Chris: I wanna get Barbara a really nice gift. What kinds of gifts have boys gotten for you, Meg?
Meg: Oh...Well... my boyfriend Prince William got me this beautiful watch, and this diamond tiara, and this wonderful sceptre. Ehehehehehe-heheheha...agh-hahahaha, hagh..!
Stewie: She needs to get laid, big time.

Peter: I read that women are from Venus, so here's what you get her: thick layers of sulfuric acid, viscous surface rock and coronae which seem to be collapsed domes over large magma chambers. Here's five dollars.

Chris: [after giving Barbara perfume] It'll make you smell like Elizabeth Taylor. So, you'll smell like bourbon and Vicodin.

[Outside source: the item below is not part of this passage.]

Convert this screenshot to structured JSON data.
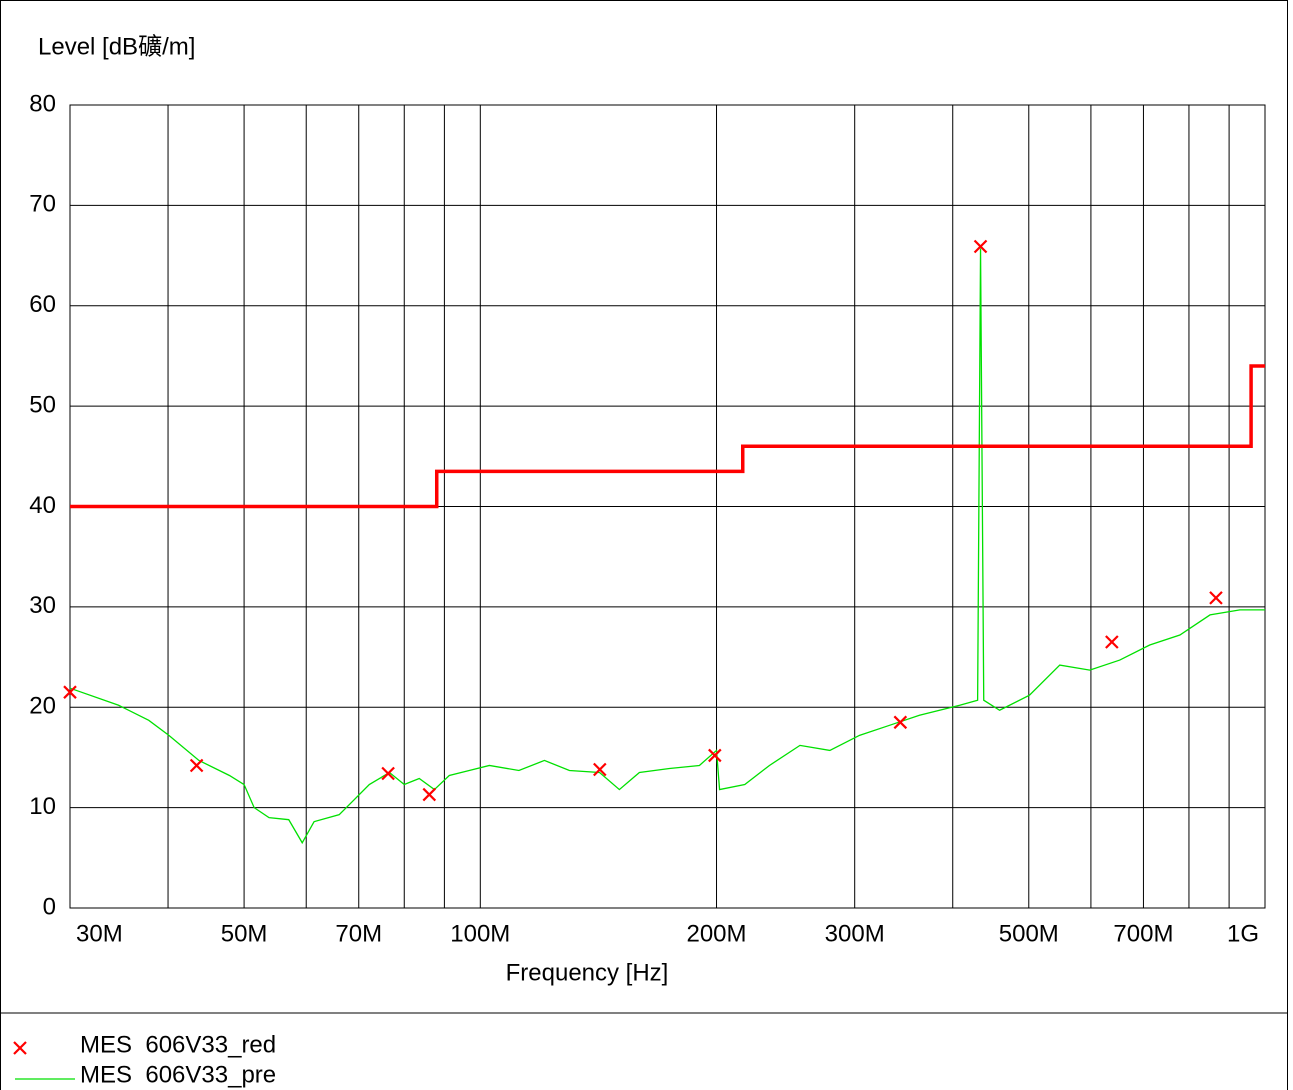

Herbert: Where's the paperboy?

Tricia Takanawa: Sir, do you have any plans now that you're out of jail?
Criminal: Yeah, I'm gonna go bang my girlfriend, and then I'm gonna kill Chris Griffin!
Stewie: Good Lord! ...Can he really say "Bang my girlfriend" on TV?

Hillbilly: Mmm... you smell like the inside of my mama's purse.
Lois: Oh, um... thank you...

Lois: What are we gonna do?
Peter: I dunno, Lois, but I feel lower than a bow legged caterpillar. [camera swipes to left to a cornfield; Buck Owens is present]
Buck Owens: Eh-heh-heh! Now here's Roy.

Peter: [after driving over a ramp] That was awesome! Hey, next time we should get Meg to be Boss Hog and Chris can be Anus.
Brian: Enos.
Peter: What did I say?
Brian: Anus.
Peter: Ya-ha-ha-ha!

Chris: You know, it's true. The best things in life really are free!

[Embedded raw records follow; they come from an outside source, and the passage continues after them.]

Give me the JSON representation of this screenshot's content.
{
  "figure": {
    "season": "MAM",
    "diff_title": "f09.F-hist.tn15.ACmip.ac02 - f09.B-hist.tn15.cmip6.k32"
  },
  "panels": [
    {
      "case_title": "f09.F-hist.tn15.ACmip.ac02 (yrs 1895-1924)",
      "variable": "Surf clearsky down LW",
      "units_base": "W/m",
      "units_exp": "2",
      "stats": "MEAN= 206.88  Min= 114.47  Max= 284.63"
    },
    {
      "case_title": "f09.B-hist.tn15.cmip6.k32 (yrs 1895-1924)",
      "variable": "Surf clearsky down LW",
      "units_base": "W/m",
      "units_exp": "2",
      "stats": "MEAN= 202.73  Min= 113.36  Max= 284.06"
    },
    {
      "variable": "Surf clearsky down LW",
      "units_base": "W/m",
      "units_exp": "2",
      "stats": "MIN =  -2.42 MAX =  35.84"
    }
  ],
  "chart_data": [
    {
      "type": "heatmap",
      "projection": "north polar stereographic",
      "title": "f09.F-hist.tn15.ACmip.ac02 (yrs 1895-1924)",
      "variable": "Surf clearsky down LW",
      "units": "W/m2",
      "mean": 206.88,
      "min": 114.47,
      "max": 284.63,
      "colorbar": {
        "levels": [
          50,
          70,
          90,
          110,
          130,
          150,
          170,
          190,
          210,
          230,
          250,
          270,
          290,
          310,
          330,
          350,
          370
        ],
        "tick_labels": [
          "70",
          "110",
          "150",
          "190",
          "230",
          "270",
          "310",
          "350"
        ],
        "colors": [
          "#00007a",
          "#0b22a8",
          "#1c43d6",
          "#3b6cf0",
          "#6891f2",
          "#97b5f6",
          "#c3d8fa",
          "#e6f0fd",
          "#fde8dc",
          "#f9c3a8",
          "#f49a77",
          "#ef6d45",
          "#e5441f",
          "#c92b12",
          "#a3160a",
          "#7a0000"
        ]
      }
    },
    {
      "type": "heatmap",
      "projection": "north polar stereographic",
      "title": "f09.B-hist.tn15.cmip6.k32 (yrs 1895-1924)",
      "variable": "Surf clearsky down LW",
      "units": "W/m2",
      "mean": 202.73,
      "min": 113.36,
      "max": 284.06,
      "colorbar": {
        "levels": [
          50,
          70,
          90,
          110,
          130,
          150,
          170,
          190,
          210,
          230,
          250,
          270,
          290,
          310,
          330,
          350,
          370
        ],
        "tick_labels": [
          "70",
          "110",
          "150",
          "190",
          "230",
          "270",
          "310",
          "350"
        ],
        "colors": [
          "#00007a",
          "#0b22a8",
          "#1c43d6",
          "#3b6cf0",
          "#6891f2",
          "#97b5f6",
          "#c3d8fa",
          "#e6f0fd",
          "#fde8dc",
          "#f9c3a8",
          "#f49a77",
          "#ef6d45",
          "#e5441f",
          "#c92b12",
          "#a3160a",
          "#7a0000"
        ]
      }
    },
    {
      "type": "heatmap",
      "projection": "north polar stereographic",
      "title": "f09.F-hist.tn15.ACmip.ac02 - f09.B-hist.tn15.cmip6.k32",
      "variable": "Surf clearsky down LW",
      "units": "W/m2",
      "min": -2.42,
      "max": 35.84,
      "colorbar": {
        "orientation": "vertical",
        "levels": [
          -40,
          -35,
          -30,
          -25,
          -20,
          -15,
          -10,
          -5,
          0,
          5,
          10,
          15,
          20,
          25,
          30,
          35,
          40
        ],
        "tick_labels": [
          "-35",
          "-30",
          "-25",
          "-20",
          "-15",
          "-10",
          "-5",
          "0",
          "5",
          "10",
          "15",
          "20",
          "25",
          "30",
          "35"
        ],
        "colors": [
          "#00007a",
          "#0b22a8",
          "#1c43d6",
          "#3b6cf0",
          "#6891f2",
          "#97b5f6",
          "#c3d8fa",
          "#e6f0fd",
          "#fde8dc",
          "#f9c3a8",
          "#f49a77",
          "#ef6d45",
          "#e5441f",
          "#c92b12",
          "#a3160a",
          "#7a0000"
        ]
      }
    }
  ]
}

Peter: I dunno, Brian, maybe Lois is right. Maybe it is time for me to get a job.
Brian: Yeah, too bad you always blow it in the interview.
[cutaway to Peter is seen at a job interview]
Interviewer: So, Peter, where do you see yourself in five years?
Peter: [thinking] "Don't say doing your wife, don't say doing your wife, don't say doing your wife!" [out loud] Doing your... son?

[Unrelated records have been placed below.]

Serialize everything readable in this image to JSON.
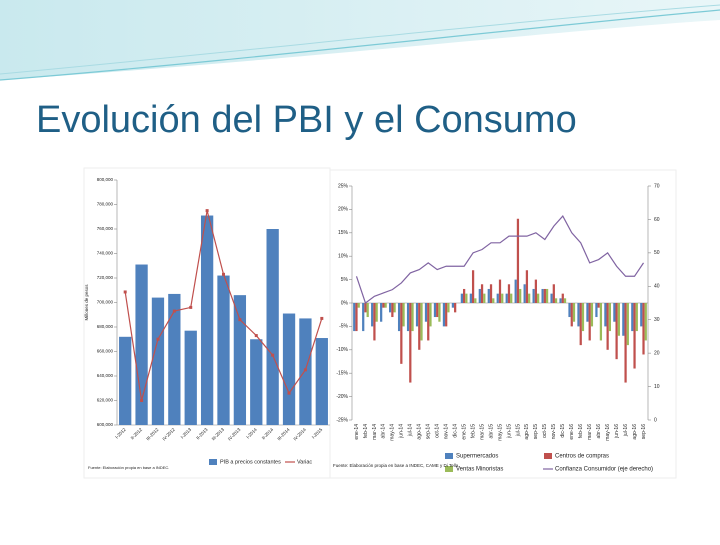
{
  "slide": {
    "title": "Evolución del PBI y el Consumo"
  },
  "chart_data": [
    {
      "type": "bar",
      "y_label": "Millones de pesos",
      "source": "Fuente: Elaboración propia en base a INDEC.",
      "categories": [
        "I-2012",
        "II-2012",
        "III-2012",
        "IV-2012",
        "I-2013",
        "II-2013",
        "III-2013",
        "IV-2013",
        "I-2014",
        "II-2014",
        "III-2014",
        "IV-2014",
        "I-2015"
      ],
      "series": [
        {
          "name": "PIB a precios constantes",
          "color": "#4f81bd",
          "values": [
            672000,
            731000,
            704000,
            707000,
            677000,
            771000,
            722000,
            706000,
            670000,
            760000,
            691000,
            687000,
            671000
          ]
        },
        {
          "name": "Variac",
          "type": "line",
          "color": "#c0504d",
          "values": [
            708600,
            620000,
            670000,
            693000,
            696000,
            775000,
            723000,
            686000,
            673000,
            657000,
            626000,
            645000,
            687000
          ]
        }
      ],
      "ylim": [
        600000,
        800000
      ],
      "yticks": [
        {
          "value": 600000,
          "label": "600,000"
        },
        {
          "value": 620000,
          "label": "620,000"
        },
        {
          "value": 640000,
          "label": "640,000"
        },
        {
          "value": 660000,
          "label": "660,000"
        },
        {
          "value": 680000,
          "label": "680,000"
        },
        {
          "value": 700000,
          "label": "700,000"
        },
        {
          "value": 720000,
          "label": "720,000"
        },
        {
          "value": 740000,
          "label": "740,000"
        },
        {
          "value": 760000,
          "label": "760,000"
        },
        {
          "value": 780000,
          "label": "780,000"
        },
        {
          "value": 800000,
          "label": "800,000"
        }
      ]
    },
    {
      "type": "bar",
      "source": "Fuente: Elaboración propia en base a INDEC, CAME y Di Tella.",
      "categories": [
        "ene-14",
        "feb-14",
        "mar-14",
        "abr-14",
        "may-14",
        "jun-14",
        "jul-14",
        "ago-14",
        "sep-14",
        "oct-14",
        "nov-14",
        "dic-14",
        "ene-15",
        "feb-15",
        "mar-15",
        "abr-15",
        "may-15",
        "jun-15",
        "jul-15",
        "ago-15",
        "sep-15",
        "oct-15",
        "nov-15",
        "dic-15",
        "ene-16",
        "feb-16",
        "mar-16",
        "abr-16",
        "may-16",
        "jun-16",
        "jul-16",
        "ago-16",
        "sep-16"
      ],
      "series": [
        {
          "name": "Supermercados",
          "color": "#4f81bd",
          "values": [
            -6,
            -6,
            -5,
            -4,
            -2,
            -6,
            -6,
            -5,
            -4,
            -3,
            -5,
            -1,
            2,
            2,
            3,
            3,
            2,
            2,
            5,
            4,
            3,
            3,
            2,
            1,
            -3,
            -5,
            -4,
            -3,
            -5,
            -4,
            -7,
            -6,
            -5
          ]
        },
        {
          "name": "Centros de compras",
          "color": "#c0504d",
          "values": [
            -6,
            -2,
            -8,
            -1,
            -3,
            -13,
            -17,
            -10,
            -8,
            -3,
            -5,
            -2,
            3,
            7,
            4,
            4,
            5,
            4,
            18,
            7,
            5,
            3,
            4,
            2,
            -5,
            -9,
            -8,
            -1,
            -10,
            -12,
            -17,
            -14,
            -11
          ]
        },
        {
          "name": "Ventas Minoristas",
          "color": "#9bbb59",
          "values": [
            -1,
            -3,
            -4,
            -1,
            -2,
            -5,
            -6,
            -8,
            -5,
            -4,
            -2,
            0,
            2,
            1,
            2,
            1,
            2,
            2,
            3,
            2,
            2,
            3,
            1,
            1,
            -4,
            -6,
            -5,
            -8,
            -6,
            -7,
            -9,
            -6,
            -8
          ]
        },
        {
          "name": "Confianza Consumidor (eje derecho)",
          "type": "line",
          "axis": "y2",
          "color": "#8064a2",
          "values": [
            43,
            35,
            37,
            38,
            39,
            41,
            44,
            45,
            47,
            45,
            46,
            46,
            46,
            50,
            51,
            53,
            53,
            55,
            55,
            55,
            56,
            54,
            58,
            61,
            56,
            53,
            47,
            48,
            50,
            46,
            43,
            43,
            47
          ]
        }
      ],
      "ylim": [
        -25,
        25
      ],
      "yticks": [
        {
          "value": -25,
          "label": "-25%"
        },
        {
          "value": -20,
          "label": "-20%"
        },
        {
          "value": -15,
          "label": "-15%"
        },
        {
          "value": -10,
          "label": "-10%"
        },
        {
          "value": -5,
          "label": "-5%"
        },
        {
          "value": 0,
          "label": "0%"
        },
        {
          "value": 5,
          "label": "5%"
        },
        {
          "value": 10,
          "label": "10%"
        },
        {
          "value": 15,
          "label": "15%"
        },
        {
          "value": 20,
          "label": "20%"
        },
        {
          "value": 25,
          "label": "25%"
        }
      ],
      "y2lim": [
        0,
        70
      ],
      "y2ticks": [
        0,
        10,
        20,
        30,
        40,
        50,
        60,
        70
      ]
    }
  ]
}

Lois: Oh, it's so nice to home. [presses play button on answering machine]
Machine: You have one hundred and thirteen new messages. [beep]
Lois: Oh, my.
Herbert: Ah, yeah, I was just wanderin', uhh, hmmm...wh-where the newspaper boy was. [beep] Haven't seen the newspaper in a couple days. Wanderin' if he ever wanna come by? [beep] Guess who? Sorry to leave you so many messages; just lonely here, thinkin' 'bout the muscly arm paperboy..wishin' he'd come by and bring me some good newwws. [beep] Where are ya? [beep] Oh, you're startin' to piss me off, you lil' pigly son-bitch. Call me!